Spectrum Challenges

Below are some of my challenges I have lived with but didn’t know what was behind them until learning Autism Spectrum Disorder (ASD) wasn’t something only someone else had.  I found out I was on the spectrum near the end of 2016.  This challenging list doesn’t apply to all with ASD because when you’ve met one person with Autism, you’ve met only one.

Rules are not mere suggestions to me.  I welcome and need them.  In an unstructured environment, I feel as uneasy as a polar bear would on a beach.

Routine is almost as essential as air.  I guess it has to do with feeling safe and secure in the world.  I do change my routine occasionally, but if it is beyond my control, a change in routine can put me in meltdown country.

Stuck with no means of a graceful escape to hearing music that is pushing all my buttons.  I don’t dare complain to the one playing the music, much less scream or cry because it would draw unwanted attention.  I must, as I often have to do, pretend I’m just fine while boiling underneath.

It takes me longer to respond to someone.  I need time to process what has been said in order to come up with a response.  More often than not, I ask for a repeat to give me a few more seconds even though I may have heard them the first time.

I love hardball conversations about any one of my limited interests.  Social chit-chat is hard for me to sit through.  I often manage by drifting into daydream land if I can’t make a graceful exit.

It is stressful for me to be as busy as a bee or to be bored out of my skull.  I love a schedule with the consistent rhythm of one thing after another instead of things happening all at once or nothing happening at all. 

Physically and mentally, I’m years passed the half-century mark.  Emotionally, though, I am about the same age as the elementary students I work with.
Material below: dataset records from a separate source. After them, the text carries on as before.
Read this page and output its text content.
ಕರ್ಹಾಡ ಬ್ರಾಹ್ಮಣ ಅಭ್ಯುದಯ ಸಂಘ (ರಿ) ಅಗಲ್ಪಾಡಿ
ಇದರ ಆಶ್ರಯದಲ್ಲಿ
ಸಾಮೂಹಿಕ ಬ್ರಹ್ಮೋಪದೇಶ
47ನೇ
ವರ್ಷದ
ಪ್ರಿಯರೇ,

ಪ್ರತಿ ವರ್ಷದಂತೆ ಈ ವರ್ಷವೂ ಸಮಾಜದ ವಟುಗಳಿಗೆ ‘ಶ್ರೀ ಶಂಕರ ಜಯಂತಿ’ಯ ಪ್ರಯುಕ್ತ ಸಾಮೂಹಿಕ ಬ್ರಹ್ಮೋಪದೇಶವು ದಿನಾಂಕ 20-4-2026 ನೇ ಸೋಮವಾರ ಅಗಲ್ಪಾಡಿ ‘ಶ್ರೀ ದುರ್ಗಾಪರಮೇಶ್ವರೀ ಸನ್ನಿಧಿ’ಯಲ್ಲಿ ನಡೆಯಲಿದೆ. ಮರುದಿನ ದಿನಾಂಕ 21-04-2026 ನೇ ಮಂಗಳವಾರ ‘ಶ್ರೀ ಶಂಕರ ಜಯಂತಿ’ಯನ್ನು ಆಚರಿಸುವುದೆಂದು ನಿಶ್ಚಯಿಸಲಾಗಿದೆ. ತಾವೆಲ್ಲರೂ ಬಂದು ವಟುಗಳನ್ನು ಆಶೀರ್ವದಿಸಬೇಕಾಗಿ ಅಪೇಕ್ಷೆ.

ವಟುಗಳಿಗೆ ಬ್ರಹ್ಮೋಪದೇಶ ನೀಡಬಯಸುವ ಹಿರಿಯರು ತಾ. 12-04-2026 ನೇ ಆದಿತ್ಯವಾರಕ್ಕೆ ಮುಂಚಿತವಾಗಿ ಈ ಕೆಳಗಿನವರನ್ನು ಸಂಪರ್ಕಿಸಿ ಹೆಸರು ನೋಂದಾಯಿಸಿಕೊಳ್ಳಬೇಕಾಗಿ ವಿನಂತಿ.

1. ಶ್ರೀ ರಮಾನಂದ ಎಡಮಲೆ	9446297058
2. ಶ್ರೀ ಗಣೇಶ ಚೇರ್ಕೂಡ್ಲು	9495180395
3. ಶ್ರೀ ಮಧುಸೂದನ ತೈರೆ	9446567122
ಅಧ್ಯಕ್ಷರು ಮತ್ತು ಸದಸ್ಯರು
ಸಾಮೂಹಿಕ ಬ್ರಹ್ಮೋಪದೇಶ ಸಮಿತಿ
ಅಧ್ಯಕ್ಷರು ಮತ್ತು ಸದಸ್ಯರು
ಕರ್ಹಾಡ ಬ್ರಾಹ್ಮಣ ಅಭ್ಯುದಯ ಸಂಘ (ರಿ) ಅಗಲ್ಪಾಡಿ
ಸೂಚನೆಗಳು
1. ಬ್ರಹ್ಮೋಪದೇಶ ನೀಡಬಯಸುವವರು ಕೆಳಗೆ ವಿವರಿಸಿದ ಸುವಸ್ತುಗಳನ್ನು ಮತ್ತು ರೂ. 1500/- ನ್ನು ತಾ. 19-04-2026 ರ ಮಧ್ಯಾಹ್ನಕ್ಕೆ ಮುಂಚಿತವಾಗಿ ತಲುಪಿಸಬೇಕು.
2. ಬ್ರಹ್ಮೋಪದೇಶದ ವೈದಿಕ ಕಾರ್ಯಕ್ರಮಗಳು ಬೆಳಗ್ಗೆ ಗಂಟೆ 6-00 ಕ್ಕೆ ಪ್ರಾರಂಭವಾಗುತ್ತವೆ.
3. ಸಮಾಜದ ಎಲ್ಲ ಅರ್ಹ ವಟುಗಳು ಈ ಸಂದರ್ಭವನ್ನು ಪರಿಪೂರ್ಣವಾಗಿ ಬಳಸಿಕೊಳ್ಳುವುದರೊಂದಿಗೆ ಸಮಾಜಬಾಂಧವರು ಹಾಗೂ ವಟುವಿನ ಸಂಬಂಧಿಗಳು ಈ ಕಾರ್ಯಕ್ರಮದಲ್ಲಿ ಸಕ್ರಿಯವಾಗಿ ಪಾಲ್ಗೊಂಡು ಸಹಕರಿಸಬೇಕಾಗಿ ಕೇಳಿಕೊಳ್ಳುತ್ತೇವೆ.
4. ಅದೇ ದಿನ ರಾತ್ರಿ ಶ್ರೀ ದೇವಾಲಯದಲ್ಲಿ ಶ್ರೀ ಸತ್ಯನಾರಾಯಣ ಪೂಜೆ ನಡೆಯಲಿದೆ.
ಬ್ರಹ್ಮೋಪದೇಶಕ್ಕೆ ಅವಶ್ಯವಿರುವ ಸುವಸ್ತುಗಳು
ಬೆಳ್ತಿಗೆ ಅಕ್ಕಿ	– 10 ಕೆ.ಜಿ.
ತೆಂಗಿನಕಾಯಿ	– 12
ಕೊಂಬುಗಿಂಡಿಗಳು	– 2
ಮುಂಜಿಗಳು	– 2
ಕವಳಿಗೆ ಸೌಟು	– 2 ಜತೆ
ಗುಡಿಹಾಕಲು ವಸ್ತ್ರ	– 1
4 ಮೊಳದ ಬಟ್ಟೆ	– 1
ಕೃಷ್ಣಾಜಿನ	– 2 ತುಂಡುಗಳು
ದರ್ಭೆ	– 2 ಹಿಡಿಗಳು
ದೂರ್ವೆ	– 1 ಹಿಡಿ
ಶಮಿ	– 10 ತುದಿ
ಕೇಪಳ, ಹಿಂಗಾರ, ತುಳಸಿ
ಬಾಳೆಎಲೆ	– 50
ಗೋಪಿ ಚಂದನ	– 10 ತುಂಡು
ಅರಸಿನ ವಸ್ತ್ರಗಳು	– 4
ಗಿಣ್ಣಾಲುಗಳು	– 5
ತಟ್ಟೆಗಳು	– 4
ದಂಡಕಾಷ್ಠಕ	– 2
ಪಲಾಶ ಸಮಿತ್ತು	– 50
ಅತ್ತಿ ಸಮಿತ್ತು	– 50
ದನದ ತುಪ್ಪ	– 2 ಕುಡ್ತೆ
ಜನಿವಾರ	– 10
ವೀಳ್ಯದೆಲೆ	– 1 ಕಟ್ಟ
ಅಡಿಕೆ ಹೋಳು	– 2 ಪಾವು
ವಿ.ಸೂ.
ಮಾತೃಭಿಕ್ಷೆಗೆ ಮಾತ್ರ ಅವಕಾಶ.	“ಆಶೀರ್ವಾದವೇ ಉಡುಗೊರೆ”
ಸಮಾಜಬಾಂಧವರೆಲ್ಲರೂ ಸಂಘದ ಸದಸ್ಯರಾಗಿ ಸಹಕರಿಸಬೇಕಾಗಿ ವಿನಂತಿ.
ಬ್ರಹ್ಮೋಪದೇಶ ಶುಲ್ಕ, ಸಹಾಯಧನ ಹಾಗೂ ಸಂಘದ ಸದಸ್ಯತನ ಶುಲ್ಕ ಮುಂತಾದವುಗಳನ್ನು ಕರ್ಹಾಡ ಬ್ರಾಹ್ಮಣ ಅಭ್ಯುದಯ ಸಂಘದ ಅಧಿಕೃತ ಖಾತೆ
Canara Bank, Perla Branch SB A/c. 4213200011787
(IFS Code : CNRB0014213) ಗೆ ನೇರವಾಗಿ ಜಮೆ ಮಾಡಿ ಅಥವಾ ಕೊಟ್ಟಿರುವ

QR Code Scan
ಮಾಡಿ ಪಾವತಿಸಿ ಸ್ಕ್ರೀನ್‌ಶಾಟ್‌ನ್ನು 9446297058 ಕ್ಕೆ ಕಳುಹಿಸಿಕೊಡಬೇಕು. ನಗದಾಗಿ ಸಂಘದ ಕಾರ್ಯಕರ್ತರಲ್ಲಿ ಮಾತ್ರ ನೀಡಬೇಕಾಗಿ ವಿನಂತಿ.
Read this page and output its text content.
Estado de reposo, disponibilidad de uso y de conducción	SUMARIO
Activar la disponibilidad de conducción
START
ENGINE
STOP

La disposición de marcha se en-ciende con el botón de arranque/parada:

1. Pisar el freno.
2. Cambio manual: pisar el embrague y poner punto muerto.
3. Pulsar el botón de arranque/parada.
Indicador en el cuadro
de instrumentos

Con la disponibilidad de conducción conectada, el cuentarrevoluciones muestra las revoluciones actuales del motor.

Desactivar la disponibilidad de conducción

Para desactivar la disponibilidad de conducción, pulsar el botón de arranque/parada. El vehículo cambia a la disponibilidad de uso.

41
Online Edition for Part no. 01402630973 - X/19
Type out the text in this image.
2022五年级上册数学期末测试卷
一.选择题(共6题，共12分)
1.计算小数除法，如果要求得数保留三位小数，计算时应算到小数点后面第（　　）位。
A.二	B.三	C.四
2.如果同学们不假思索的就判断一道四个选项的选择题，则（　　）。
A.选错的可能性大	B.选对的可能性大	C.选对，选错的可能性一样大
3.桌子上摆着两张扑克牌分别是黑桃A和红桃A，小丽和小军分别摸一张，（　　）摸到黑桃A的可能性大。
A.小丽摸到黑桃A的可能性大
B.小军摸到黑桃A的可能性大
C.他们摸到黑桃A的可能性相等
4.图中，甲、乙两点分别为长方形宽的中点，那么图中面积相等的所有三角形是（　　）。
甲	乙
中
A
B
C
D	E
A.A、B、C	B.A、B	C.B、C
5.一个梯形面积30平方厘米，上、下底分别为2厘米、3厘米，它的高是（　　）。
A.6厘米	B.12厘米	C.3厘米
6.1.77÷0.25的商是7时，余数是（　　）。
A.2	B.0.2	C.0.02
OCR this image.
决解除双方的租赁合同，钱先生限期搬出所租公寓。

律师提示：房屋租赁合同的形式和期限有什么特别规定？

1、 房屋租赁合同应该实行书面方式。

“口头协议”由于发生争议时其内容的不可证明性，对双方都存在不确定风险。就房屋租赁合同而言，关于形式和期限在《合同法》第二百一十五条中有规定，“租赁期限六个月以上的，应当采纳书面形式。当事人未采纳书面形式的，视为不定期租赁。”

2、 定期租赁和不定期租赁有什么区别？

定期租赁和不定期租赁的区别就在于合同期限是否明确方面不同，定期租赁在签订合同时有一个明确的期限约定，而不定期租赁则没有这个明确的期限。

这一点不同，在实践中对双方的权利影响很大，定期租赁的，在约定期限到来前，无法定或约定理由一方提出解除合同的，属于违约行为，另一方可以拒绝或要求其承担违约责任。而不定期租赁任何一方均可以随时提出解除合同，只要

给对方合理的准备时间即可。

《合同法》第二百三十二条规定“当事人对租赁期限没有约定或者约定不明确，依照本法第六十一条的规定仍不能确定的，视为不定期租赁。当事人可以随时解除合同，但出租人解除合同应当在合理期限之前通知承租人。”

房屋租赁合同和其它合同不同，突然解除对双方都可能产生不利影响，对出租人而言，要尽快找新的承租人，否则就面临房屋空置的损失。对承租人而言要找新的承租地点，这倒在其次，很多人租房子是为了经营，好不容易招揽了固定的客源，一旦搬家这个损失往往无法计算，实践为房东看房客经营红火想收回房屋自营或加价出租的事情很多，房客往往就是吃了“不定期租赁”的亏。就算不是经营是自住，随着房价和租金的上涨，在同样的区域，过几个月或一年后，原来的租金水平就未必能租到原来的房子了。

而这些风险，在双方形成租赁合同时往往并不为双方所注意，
I’m reminded of that when I’m behind the steering wheel stuck in traffic.  Even though it isn’t the steering wheel’s fault, it is what I take it out on.

I don’t like it being pointed out in a group I am the quiet one.  I’ve been a quiet person for more or less fifty years and so it isn’t news to me.  

Timekeeping to me is crucial.  If it is going to be around noon that someone will show up, I’d rather they say “noon-ish”; please not say noon if one won’t be there before or on the dot.

Highly sensitive!  Such as when a check-out cashier says she’s not open.  I will beat myself for not noticing the sign that she was closed.

Groups are my nightmares.  I always seem to be the square peg in the group of round pegs.  I don’t know if I’m more afraid of being spoken to or not at all.  

I don’t write about my ASD to complain or seek sympathy; I write to offer empathy to those on the spectrum and to provide knowledge and understanding for those who aren’t.

I have a choice about reading about Autism Spectrum Disorder (ASD) or talking about it or writing about it.  I don’t have a choice about living with it.